Needless to say, no Major League team ever offered me a contract…

MacDill senior little league team

All-Time, Desert-Island Top 5 Baseball Movies

All right, let’s lighten things up a bit.

Our conversation about “Moneyball” yesterday was starting to turn in this direction, and I see the movie has inspired others to compile such lists — such as here and here and here — so here are my All-Time Top Five Baseball Movies:

  1. The Natural — American myth-making on the grand scale. If you wanted to put a movie on a spacecraft to explain to aliens what the game means, you’d choose this one. It’s perfect.
  2. Major League — Silly, yes, but a good complement to the reverential seriousness of “The Natural.” Hits all the buttons in explaining why the game is fun.
  3. The Sandlot — Maybe because it’s set in the days when I was a kid, and also spending hours on a sandlot — without uniforms, without adult supervision, just being kids — this really resonates as a depiction of the ball-playing experience of those of us who will never play in the majors.
  4. Eight Men Out — A masterly, credible evocation of how the game’s blackest scandal came about, told in a way that you can understand motives. Say it ain’t so, Joe.
  5. A League of their Own — This one’s about a lot of stuff other than baseball, but a great period piece with great characters. It would make the list if there were nothing in it but “There’s no crying in baseball!”

 

 

 

 

 

Actually, to be honest, I would have been happier with a Top Three list.

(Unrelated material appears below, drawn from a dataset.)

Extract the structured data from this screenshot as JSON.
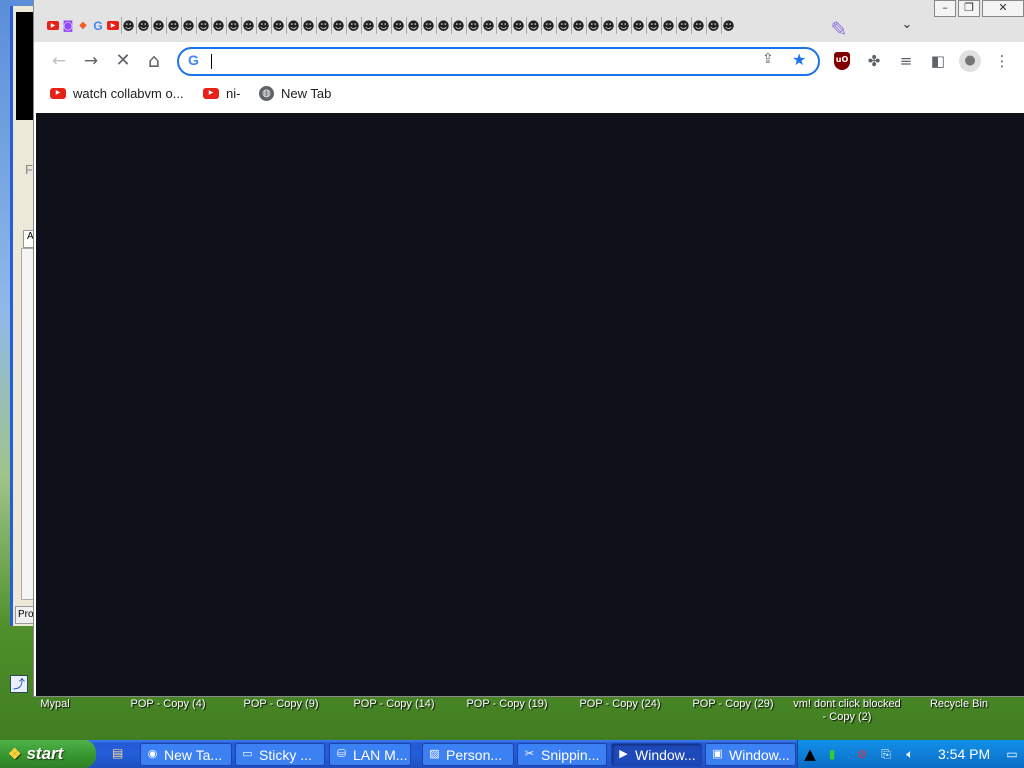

There’s a drop-off for me after the first three. (But in keeping with the Hornby principle, I disciplined myself to come up with five.)

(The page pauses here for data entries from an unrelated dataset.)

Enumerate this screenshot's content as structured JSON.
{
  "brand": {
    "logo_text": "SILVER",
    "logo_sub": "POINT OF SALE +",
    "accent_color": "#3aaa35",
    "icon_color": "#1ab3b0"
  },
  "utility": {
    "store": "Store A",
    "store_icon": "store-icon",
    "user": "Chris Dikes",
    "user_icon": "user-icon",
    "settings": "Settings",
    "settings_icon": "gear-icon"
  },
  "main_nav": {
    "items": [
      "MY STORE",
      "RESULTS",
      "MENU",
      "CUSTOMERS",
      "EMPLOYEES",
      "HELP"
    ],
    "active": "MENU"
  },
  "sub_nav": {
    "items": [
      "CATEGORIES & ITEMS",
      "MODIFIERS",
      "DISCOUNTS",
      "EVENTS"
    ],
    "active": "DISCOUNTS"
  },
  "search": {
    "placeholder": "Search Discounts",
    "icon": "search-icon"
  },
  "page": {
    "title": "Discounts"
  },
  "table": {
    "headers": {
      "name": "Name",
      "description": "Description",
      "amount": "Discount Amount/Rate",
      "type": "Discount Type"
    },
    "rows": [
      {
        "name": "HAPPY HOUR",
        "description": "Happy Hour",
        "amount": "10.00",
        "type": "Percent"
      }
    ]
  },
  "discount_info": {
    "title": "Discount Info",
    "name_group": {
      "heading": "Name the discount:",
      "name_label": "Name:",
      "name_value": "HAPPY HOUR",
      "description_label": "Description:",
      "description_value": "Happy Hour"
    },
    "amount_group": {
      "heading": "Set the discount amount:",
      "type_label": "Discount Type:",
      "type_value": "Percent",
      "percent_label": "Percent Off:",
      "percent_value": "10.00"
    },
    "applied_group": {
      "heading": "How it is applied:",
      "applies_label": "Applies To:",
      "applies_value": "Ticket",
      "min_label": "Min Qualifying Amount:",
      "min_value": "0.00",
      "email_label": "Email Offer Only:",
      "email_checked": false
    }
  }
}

“Field of Dreams” almost edged out “A League of their Own.” But while it is emotionally affecting, and certainly invokes the love of baseball well, I find it hard to ignore its flaws. I’d read the book, and while it was awfully weird for the writer character to be J.D. Salinger, it was jarring when it was changed in the movie. And Ray Liotta as Shoeless Joe (the title character of the book) was really disappointing, particularly as I’m such a fan of Liotta. It’s like he phoned it in, and it’s hard to believe the director let that happen. D.B. Sweeney’s characterization in “Eight Men Out” was much more persuasive. You actually believed in him as a conflicted illiterate from South Carolina.

As for the other Kevin Costner baseball movies — I never liked “Bull Durham.” It had a moment or two — a conference on the mound, the bit about “The rose goes in the front, big guy” — but beyond that it left me cold. Then, far less noticeable, there’s “For the Love of the Game.” All that has to recommend it is a pretty good evocation of what it’s like for a pitcher who realizes late that he’s pitching a perfect game. The rest of it I could do without.

There’s wonderful acting in it, but I never really got into “Bang the Drum Slowly.” And I should like “Pride of the Yankees” more than I do. Perhaps I should see if I can get it on Netflix, and try again.